The committee also found a sharp surge in their imports from Singapore and Hong Kong after India imposed an anti-dumping duty on the import of the items from China.

“We have found re-routing of products originating mostly from China through countries with which we have FTAs to take advantage of lower duties. These include electronics, leather products and textiles,” officials said. In September, the government had notified customs rules which allow officials to demand proof of significant value addition for goods imported under preferential duty agreements.

The committee pointed that there has been a massive surge in soybean oil imports from Nepal and Bangladesh after the  South Asia Free Trade Area agreement or SAFTA. 

There was a 23,500 per cent increase in soybean oil imports since 2016-17 despite the fact both countries have limited production of soybean, and limited capacity to crush it.

“Soybean from China was in this case being routed through Nepal or Bangladesh by flouting WTO rules of origin for getting duty exemption provided under SAFTA,” it said, stressing the need to review existing preferential trade agreements that have placed Indian manufacturers at a disadvantage position.

The Department of Revenue has notified the “Customs (Administration of Rules of Origin under Trade Agreements) Rules, 2020“ which came into force in September. These rules “shall apply to import of goods into India where the importer makes a claim of preferential rate of duty in terms of a trade agreement,” it said.

The “rules of origin“ provision prescribes for the minimal processing that should happen in the FTA country so that the final manufactured product may be called originating goods in that country.

Under this provision, a country that has inked FTA with India cannot dump goods from some third country in the Indian market by just putting a label on it. It has to undertake a prescribed value addition in that product to export to India. Rules of origin norms help to contain dumping of goods.

India has inked FTAs with several countries, including Japan, South Korea, Singapore, and ASEAN members.

“Despite complaints from importers of red tape, we still find a considerable re-routing as the spike in electronics imports shows,” said finance ministry officials. The government is considering bringing in self certification under rules of origin to address genuine importer concerns, while enforcing random checks to see that rules are being adhered.

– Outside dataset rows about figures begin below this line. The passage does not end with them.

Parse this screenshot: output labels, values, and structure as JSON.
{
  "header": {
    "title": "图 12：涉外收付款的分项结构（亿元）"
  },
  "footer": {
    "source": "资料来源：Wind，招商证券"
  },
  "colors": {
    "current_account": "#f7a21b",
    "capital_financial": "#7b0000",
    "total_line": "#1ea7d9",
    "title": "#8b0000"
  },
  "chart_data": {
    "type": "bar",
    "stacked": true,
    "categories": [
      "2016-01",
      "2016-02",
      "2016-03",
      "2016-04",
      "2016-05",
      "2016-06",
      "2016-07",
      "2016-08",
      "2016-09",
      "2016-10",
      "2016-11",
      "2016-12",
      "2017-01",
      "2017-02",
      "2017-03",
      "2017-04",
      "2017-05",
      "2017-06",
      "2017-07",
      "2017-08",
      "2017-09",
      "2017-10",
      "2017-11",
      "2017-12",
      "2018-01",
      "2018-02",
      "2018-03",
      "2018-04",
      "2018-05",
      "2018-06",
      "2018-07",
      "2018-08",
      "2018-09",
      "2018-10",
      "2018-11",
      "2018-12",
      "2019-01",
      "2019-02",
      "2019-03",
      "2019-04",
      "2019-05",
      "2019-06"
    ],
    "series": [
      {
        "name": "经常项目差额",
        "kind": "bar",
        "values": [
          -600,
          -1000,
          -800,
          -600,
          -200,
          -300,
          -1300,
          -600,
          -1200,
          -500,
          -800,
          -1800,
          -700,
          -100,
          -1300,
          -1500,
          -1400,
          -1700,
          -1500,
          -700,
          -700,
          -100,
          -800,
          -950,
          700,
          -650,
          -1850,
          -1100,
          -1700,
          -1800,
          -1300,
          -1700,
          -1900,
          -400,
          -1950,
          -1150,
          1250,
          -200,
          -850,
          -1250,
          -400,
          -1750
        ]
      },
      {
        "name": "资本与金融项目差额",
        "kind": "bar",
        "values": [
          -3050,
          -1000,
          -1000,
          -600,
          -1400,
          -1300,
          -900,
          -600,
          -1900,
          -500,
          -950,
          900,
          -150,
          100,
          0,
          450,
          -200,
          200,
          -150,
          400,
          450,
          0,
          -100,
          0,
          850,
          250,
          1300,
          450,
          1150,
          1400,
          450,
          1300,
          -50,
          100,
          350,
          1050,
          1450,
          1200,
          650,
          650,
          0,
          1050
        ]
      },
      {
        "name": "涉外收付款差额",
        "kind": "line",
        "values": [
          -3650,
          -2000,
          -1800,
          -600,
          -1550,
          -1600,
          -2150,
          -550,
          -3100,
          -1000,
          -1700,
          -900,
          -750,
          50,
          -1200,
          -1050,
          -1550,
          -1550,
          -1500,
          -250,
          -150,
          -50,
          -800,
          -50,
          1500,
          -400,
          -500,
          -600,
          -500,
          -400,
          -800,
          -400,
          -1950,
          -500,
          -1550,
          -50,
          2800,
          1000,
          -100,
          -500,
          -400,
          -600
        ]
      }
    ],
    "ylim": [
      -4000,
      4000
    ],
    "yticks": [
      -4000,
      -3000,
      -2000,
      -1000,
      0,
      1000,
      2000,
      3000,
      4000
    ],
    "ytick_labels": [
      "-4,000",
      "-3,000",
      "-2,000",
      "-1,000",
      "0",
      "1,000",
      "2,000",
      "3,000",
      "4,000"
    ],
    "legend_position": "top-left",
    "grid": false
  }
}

Finance minister Nirmala Sitharaman in her Budget speech had stated that the government would review “rules of origin” requirements, particularly for certain sensitive items,“so as to ensure that FTAs are aligned to the conscious direction of our policy”.

She had also said that it has been observed that imports under FTAs are on the rise and undue claims of FTA benefits have posed threat to the domestic industry and such imports require stringent checks.